Iverson gestured her to the same chair she occupied on her last visit and settled himself behind his desk, but she noticed his rigid posture.
“So what can I do for you?” No drinks were offered with this visit. It was straight to the point, which she appreciated.
“The mill, it was owned by Spiedel Trust,” she stated.
“Yes, we covered that in our last visit,” he replied with a flat tone.
“What I don’t understand is why Spiedel Trust held the mill through a series of holding companies.”
After her visit with Professor Pratt, she reviewed the notes Rich gave her on the mill, and although she thought little of it at the time, she now found the holding companies curious.
“I can’t really say,” was all Iverson said, but she wasn’t perturbed.
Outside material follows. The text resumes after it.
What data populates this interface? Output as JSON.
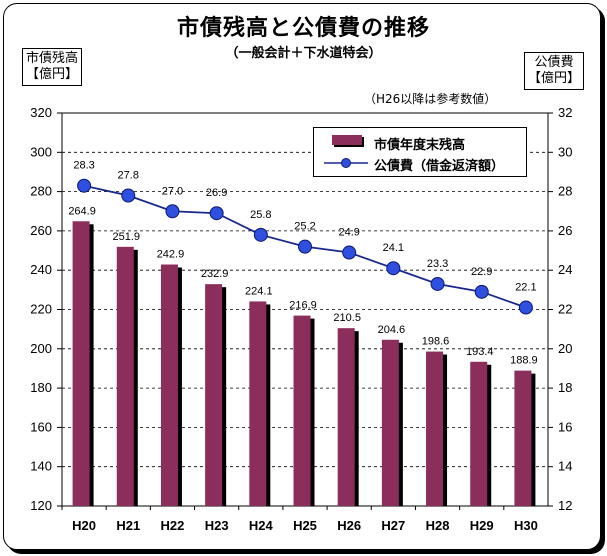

She was only getting started.
“Correct me if I’m wrong, but holding companies, especially a series of them, are useful in keeping the ownership of a company, shall we say, less than public.”
Iverson offered no response. “So, I got to thinking, why? Why would Spiedel Trust go through such effort to bury its ownership interest in the mill?” She paused for a moment, more for dramatic effect than to wait for an answer, and no answer came, as she expected.
“I think that Pieter Spiedel knew exactly who Henry Gesler was and what he would do in that mill. As you said, your uncle was a desperate man searching for a cure. But he was also a smart businessman, so he buried his involvement in Gesler’s work through holding companies.”
“Ms. Campbell, I can’t comment on what my uncle did or didn’t know. This was a long time ago; it’s history. I suggest you move on.”